Kassakhian was one of those fortunate people who became interested in their future professions at a young age. In fact, he said that his interest in public service goes back to his parents and grandparents. His mother, Loussik Kassakhian, whose family lived in Greece, was a public school teacher who only recently retired, while his father Dr. Garabed Kassakhian was an environmental chemist dedicated, according to his son, to insuring that there is clean air, water and soil on this earth. His grandparents and his parents were very involved in the cultural institutions of Jerusalem and Lebanon, including in the Armenian General Benevolent Union and the Ramgavar or Armenian Democratic Liberal Party, of whom one grandfather was a prominent leader. In addition, a great-grandfather was friends with the noted poet and activist Vahan Tekeyan.
Kassakhian personally began to become engaged in politics while in college. As a child, he moved a lot with his family, from Boston, where he was born, to Canada, to New Jersey, to Armenia and finally to Glendale. In all these places his parents were involved in local Armenian communities, and helped establish the Armenian church in Ottawa, Canada. Kassakhian remembers driving to New York as a child through the tunnels to go to the Armenian cathedral.
Despite all this, he did not really feel engaged, he said, until senior year at the University of California, Los Angeles (UCLA). He had become involved with the Armenian Student Association there and studied Armenian history, among other things. While he was president of the student association, in 1997, the Turkish government tried to establish a chair of Turkish and Ottoman studies at UCLA, as Prof. Stanford Shaw was about to retire.’

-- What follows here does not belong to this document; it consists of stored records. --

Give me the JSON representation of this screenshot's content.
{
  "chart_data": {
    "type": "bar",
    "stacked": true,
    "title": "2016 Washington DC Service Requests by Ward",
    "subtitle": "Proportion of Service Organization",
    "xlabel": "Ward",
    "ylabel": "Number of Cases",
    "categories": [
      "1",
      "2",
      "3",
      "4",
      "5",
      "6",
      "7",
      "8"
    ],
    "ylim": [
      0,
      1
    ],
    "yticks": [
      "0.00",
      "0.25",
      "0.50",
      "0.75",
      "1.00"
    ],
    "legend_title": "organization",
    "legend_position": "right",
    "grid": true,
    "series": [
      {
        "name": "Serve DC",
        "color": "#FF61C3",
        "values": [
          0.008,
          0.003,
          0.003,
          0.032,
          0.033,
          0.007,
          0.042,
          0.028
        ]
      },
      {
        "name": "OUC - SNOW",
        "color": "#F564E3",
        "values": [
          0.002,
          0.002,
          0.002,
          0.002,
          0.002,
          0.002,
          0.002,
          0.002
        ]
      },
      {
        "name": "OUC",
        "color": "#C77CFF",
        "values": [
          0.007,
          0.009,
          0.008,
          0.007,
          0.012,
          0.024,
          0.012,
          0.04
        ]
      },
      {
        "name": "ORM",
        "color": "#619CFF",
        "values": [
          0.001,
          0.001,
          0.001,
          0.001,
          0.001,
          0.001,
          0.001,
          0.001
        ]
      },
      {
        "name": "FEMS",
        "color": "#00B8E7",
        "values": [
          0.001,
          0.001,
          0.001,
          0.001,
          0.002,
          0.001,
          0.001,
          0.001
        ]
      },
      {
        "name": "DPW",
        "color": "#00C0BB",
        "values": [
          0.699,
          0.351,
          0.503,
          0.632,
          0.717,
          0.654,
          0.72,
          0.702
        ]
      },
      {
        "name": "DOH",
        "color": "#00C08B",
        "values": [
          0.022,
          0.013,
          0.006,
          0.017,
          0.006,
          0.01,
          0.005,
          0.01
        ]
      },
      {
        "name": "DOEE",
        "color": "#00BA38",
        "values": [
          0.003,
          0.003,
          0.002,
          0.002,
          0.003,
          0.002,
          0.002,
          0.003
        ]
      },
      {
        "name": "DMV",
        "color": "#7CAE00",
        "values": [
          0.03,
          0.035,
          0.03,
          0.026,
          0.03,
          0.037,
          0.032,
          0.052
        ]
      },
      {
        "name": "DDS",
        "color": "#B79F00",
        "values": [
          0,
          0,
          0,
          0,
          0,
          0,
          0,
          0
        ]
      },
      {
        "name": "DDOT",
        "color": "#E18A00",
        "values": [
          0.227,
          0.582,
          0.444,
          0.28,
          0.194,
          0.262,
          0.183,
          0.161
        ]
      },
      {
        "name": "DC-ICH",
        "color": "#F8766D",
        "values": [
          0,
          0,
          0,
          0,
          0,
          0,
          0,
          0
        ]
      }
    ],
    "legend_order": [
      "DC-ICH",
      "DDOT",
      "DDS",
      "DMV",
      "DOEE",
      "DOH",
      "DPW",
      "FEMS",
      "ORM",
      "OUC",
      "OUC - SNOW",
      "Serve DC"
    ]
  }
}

The problem, Kassakhian and others realized, was that the Turkish government would retain influence over the chair and thus a foothold in American academia. Consequently, he and other student activists protested, wrote to the newspapers and were quoted in some articles, and got members of congress involved. Ultimately, through the work of Prof. Richard Hovannisian and others, the UCLA History Department narrowly voted to relinquish the Turkish money and end the proposed relationship.
Kassakhian recalled, “That opened my eyes to how no one can avoid having politics touch them in some way or form.” Even today, he likes to quote Pericles (while noting that he too has partial Greek heritage), who said, “Just because you are not interested in politics does not mean that politics won’t take an interest in you.” The UCLA incident led him to an internship in Washington, DC with the Armenian Assembly of America at Rep. Frank Pallone’s office. He further studied and raised awareness of similar infiltration efforts of American academia by foreign governments.